The thing about avocados is that for being such a seductive piece of fruit, they're also darn coy, a little difficult, kind of high-maintenance. They have much to offer the one who's willing to invest the proper care. That incredible texture ~ like silk, buttery and enigmatic on the tongue. The color ~ edible spring uncoiling into summer. And the bittersweet nature of its fleeting beauty . . . an avocado hungrily stripped becomes very quickly something no one wants to love.

So, what presents itself is the problem of maximizing all these virtues and avoiding the fatal flaw . . . but how? I present my latest effort toward this end . . .
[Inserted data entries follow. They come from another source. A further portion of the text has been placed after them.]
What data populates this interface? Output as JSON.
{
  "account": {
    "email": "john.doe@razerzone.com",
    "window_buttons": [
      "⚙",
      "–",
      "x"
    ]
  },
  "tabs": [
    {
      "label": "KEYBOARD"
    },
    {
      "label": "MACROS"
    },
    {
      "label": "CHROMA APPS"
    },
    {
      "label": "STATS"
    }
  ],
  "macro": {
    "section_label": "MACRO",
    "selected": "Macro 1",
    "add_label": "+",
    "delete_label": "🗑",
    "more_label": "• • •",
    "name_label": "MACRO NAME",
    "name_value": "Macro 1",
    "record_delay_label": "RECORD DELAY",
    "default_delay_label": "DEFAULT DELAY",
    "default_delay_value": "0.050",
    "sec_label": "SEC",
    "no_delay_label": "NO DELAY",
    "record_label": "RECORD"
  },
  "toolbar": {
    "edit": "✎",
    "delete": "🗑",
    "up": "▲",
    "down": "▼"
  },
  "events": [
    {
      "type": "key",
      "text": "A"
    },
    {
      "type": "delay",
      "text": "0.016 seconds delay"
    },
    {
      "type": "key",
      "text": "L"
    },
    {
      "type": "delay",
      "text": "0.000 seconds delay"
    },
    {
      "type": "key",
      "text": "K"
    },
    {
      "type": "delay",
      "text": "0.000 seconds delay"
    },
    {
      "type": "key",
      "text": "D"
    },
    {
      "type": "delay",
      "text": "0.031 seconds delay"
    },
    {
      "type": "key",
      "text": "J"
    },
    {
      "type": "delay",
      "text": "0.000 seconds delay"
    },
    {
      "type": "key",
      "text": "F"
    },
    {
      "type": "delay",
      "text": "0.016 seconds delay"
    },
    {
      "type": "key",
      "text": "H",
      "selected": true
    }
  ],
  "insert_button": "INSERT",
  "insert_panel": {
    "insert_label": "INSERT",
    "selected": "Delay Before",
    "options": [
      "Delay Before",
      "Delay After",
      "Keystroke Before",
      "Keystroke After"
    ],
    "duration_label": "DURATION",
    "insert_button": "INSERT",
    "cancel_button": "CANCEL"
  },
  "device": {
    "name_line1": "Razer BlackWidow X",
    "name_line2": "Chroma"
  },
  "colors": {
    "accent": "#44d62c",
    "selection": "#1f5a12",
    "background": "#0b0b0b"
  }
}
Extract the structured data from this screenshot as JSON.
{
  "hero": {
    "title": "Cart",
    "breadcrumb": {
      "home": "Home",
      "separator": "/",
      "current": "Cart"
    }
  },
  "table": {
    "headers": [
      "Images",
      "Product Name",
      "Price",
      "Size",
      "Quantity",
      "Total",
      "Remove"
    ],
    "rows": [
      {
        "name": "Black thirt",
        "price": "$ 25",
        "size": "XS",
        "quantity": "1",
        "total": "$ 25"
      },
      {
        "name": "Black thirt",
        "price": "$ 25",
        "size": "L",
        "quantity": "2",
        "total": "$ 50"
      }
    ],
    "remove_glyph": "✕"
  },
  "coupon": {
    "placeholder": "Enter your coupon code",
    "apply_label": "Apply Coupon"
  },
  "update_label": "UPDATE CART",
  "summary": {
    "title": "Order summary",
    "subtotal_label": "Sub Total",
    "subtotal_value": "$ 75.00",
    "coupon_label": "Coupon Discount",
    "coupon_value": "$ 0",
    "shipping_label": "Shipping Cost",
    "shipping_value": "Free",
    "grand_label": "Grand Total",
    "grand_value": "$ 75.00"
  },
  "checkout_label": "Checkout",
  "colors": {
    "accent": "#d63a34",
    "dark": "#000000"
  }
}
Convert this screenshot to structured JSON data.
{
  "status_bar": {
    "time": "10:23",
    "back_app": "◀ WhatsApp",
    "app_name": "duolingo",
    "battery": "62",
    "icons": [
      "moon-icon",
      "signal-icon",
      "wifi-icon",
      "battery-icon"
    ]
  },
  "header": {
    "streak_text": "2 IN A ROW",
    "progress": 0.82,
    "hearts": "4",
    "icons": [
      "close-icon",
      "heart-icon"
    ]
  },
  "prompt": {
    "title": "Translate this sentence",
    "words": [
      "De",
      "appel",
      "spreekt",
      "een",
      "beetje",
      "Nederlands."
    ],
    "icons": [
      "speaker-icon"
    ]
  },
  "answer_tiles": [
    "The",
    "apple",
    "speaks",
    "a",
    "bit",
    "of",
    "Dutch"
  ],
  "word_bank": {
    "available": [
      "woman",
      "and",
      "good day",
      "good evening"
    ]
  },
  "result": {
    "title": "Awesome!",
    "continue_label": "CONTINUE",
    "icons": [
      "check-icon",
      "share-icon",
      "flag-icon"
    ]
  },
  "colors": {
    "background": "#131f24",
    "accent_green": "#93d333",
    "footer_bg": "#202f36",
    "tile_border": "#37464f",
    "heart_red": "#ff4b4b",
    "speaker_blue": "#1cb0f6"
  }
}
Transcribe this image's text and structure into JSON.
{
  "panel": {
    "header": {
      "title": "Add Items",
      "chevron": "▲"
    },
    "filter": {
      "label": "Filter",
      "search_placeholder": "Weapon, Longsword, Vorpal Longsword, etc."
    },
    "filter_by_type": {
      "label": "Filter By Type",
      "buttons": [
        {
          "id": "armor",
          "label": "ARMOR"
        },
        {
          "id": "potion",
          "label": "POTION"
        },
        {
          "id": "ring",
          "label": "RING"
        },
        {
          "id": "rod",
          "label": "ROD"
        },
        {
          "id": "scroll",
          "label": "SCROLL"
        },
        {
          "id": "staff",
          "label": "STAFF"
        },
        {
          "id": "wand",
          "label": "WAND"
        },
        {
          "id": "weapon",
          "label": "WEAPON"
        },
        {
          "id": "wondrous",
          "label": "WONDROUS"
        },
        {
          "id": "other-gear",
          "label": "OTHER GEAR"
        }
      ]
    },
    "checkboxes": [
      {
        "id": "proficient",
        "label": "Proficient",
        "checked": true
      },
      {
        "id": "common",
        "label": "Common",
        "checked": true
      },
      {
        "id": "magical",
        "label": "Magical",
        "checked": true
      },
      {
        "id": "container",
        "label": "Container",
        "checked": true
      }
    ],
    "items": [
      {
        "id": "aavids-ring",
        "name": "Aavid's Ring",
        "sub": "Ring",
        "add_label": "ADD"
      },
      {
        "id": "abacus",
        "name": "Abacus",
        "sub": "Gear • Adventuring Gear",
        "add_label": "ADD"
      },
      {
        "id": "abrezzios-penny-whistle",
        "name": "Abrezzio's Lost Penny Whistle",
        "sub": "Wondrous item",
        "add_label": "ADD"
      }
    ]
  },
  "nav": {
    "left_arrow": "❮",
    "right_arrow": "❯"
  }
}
Avocado Panna Cotta with Mango Gelee
  • 2 grams unflavored gelatin
  •  1/4 cup milk
  •  1 cup cream
  • 2 tablespoons + 1 teaspoon granulated sugar, divided
  • 1 Haas avocado
  • 1 teaspoon freshly squeezed lemon juice 
For Mango Gelee
  • 1 cup mango juice
  • 4 g gelatin
  1.  Make the Avocado Panna Cotta: In a small bowl, stir the 2 grams of gelatin into 1 tablespoon of the milk; let stand.
  2. Combine remaining milk, cream, and 2 tablespoons of the sugar in a small, heavy-bottomed saucepan and bring to the scald. Add bloomed gelatin mixture to scalded milk, remove from heat, and stir until gelatin is completely dissolved.
  3. Puree avocado with lemon juice and remaining 1 teaspoon sugar. (I use an immersion blender; you can also use a canister blender, a food mill, or a food processor to do this.) Do not puree the avocado until you are ready to add it to the scalded cream ~ it will brown fairly rapidly once it's exposed to the air.
  4. Whisk avocado puree into scalded cream mixture. Strain through a chinois or fine sieve and pour into serving glasses. Chill until set, about 4 hours.
  5. Make the Mango Gelee: In a small bowl, stir 4 grams gelatin into 1/4 cup of the mango juice; let stand. Heat the remaining 3/4 cup mango juice just to a boil. Add the bloomed gelatin to the pot, remove from heat, and stir until the gelatin is completely dissolved. Let the gelee mixture cool until it is lukewarm.
  6. Remove the set Avocado Panna Cottas from the refrigerator. Slowly pour the lukewarm Mango Gelee on top of each panna cotta, dividing the gelee evenly among the panna cottas. Carefully return the panna cottas to the refrigerator to set, about 2 to 3 hours. Enjoy!
Makes about 6 servings, depending on size of dessert glass. 

3 comments:

  1. I bet that tastes light & fresh

    ReplyDelete
  2. Kat ~ It is! And very smooth and creamy, too. The challenge is getting skittish eaters to accept the sweet avocado. But once they do, I've found most really enjoy it. :)

    ReplyDelete
  3. The avocado filling was amazing! My mango gelee didn't do so well but it was still an awesome panna cotta! I'm planning to use the avocado part in a chocolate pie of some kind. I'm still working on the details. One of which is coming up with a name for the pie that doesn't have the word avocado in it - that way people will try it.